Lung cancer kills more people than breast, prostate, colon, liver, kidney and melanoma cancers combined. Even if you don't smoke, you are not immune from it.

"Quite a few people get lung cancer who've never smoked," said Dr. David White, a thoracic surgeon at Duke University Medical Center.

In fact, 15 percent of lung cancer patients never smoked.

White says he's not so focused on the causes of the disease, however. He's focused on saving lives by raising money for research through the annual Free to Breathe event in Raleigh.

The event, which consists of a one-mile run/walk, 5K run/walk and a 100-yard kid's dash, begins Saturday at 9 a.m. on the North Carolina State University Centennial Campus at Main Campus Drive and Campus Shore Drive.

The main goal, White says, is to help find a screening test that's more effective.

"For years, all we've had is a chest X-ray and more recently. CT scans," White said. Even the best imaging often only detects lung tumors when they are advanced and spreading.

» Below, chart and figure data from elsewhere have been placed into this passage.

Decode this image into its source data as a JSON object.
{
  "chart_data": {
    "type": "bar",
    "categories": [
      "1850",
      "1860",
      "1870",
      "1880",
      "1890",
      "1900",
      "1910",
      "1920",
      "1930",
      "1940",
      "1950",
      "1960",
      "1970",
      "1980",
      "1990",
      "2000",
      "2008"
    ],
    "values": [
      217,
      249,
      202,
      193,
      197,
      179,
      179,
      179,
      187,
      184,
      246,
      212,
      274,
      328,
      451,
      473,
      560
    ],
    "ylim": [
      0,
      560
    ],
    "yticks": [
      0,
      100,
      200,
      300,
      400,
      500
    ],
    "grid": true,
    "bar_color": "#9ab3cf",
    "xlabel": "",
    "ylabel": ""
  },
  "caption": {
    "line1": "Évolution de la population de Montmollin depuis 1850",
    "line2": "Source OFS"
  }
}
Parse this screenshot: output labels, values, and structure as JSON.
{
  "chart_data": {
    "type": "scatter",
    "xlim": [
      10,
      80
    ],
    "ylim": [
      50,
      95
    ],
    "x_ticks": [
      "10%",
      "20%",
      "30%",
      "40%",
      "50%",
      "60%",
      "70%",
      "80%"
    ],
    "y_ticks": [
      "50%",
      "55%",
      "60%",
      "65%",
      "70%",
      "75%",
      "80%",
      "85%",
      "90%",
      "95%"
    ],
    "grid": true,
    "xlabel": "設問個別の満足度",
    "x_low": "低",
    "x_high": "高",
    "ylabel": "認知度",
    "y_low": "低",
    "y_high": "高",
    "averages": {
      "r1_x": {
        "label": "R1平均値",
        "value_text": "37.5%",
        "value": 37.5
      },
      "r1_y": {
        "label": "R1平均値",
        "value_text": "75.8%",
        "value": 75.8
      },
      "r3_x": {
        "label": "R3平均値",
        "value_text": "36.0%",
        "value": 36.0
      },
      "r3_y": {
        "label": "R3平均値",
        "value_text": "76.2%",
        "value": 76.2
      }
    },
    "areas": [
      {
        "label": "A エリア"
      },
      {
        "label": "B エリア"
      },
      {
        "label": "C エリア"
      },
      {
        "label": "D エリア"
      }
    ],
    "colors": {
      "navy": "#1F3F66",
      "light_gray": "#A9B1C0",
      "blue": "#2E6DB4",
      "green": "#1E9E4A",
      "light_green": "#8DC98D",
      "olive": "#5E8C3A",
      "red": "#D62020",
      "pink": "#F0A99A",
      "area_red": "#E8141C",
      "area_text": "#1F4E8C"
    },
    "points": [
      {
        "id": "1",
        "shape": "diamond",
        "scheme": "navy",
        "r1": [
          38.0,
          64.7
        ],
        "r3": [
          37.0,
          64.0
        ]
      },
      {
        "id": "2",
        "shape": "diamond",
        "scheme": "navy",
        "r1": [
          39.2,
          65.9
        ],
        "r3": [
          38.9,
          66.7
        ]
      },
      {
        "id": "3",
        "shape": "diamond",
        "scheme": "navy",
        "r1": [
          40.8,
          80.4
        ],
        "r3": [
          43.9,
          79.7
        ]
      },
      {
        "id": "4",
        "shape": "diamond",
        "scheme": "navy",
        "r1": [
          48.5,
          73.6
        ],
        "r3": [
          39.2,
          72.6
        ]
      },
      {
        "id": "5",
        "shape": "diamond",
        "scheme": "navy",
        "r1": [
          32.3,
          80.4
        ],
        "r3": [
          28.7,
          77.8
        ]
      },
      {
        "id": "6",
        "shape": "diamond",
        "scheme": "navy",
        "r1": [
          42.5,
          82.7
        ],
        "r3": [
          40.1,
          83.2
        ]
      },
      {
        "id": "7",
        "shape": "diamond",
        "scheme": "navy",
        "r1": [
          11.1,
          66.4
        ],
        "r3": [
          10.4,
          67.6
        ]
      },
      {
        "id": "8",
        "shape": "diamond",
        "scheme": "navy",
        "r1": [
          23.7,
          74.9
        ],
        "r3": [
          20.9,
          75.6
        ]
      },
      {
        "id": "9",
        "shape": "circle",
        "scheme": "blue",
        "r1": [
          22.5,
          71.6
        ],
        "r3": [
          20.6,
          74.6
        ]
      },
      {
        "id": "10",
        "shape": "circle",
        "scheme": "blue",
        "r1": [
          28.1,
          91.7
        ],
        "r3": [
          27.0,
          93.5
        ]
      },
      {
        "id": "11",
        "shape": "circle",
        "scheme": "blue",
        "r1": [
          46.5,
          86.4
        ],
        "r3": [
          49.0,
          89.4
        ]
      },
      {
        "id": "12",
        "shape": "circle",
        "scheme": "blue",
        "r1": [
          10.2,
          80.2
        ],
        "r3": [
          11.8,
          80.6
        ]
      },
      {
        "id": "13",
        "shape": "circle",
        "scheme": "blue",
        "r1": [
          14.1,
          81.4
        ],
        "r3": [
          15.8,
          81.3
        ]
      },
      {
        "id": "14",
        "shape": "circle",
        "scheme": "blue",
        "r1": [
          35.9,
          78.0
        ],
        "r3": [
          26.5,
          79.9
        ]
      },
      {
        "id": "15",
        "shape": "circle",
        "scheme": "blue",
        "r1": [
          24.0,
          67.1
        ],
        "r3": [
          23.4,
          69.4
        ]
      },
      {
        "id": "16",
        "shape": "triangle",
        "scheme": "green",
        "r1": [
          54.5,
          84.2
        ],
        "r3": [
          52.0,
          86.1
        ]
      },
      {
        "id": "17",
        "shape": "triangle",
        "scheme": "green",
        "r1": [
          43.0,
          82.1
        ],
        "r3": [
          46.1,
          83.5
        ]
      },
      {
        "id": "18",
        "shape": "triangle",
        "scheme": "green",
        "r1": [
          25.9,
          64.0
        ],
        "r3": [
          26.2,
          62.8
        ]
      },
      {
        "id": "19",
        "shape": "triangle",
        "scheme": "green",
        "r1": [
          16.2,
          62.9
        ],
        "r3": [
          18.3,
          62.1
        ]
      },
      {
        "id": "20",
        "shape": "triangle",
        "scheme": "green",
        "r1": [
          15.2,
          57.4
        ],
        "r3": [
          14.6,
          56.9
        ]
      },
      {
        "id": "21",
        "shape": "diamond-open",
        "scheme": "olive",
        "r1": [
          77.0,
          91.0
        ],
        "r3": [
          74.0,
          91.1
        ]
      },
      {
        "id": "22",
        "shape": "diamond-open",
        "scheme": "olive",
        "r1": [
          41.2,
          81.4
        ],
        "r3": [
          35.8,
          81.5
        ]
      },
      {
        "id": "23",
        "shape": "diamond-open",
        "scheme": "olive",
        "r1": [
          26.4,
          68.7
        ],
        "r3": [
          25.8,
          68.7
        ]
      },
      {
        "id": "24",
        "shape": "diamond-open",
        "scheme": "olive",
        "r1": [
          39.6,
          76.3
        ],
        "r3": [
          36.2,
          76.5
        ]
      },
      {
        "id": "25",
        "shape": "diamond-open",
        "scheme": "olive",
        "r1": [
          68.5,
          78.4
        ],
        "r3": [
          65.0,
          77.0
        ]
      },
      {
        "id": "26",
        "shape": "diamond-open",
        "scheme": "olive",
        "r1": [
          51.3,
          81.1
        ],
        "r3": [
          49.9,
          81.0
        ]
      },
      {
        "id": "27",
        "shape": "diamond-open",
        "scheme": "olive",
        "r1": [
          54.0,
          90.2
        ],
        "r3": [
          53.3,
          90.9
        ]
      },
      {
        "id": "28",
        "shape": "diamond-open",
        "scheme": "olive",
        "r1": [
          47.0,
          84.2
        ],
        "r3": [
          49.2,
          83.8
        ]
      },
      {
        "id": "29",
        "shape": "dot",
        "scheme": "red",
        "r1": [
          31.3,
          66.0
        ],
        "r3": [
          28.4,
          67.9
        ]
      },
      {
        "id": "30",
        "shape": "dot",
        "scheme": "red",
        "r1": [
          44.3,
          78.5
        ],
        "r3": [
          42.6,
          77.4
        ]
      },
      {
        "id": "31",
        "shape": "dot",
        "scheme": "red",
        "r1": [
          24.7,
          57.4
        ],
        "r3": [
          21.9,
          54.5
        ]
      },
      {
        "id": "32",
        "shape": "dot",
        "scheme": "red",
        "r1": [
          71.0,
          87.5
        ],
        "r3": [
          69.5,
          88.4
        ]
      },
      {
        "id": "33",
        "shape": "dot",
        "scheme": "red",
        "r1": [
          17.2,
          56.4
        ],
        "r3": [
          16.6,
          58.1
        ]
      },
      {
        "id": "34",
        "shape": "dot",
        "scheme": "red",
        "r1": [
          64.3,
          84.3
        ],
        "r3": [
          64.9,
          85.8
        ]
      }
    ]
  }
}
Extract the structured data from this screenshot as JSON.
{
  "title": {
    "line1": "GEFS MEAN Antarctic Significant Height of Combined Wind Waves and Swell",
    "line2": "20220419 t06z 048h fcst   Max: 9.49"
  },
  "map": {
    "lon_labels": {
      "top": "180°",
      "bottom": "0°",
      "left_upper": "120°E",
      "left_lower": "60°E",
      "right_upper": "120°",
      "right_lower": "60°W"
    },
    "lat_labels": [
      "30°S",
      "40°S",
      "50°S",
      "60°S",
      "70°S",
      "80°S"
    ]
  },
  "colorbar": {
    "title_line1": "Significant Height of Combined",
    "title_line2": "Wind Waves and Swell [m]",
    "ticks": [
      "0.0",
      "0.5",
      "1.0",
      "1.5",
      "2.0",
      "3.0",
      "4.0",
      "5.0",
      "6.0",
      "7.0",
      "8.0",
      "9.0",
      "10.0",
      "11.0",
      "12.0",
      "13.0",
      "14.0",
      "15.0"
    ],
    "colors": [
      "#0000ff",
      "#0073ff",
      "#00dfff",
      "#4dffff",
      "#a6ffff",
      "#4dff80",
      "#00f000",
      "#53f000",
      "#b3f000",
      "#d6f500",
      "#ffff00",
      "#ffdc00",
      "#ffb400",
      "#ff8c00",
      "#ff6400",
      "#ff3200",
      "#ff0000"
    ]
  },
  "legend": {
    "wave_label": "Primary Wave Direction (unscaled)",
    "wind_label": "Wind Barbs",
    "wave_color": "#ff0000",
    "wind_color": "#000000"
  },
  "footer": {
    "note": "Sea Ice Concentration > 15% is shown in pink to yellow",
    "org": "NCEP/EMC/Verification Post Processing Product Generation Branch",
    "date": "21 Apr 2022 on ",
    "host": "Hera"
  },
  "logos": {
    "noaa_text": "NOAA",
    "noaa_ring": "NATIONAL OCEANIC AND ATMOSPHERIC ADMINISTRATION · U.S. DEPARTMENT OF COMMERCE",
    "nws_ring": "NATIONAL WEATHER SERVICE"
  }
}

White would also like to offer more effective treatment.

For Hunt, radiation was ineffective, but she's responded well to chemotherapy.

"It's actually gone from a big round-like lemon inside my lung to practically nothing," she said.

Meanwhile, she wants to help others with lung cancer by shattering misconceptions about the disease.

"I hope that people recognize that it isn't looking for what caused it, it's looking for what makes it better," she said.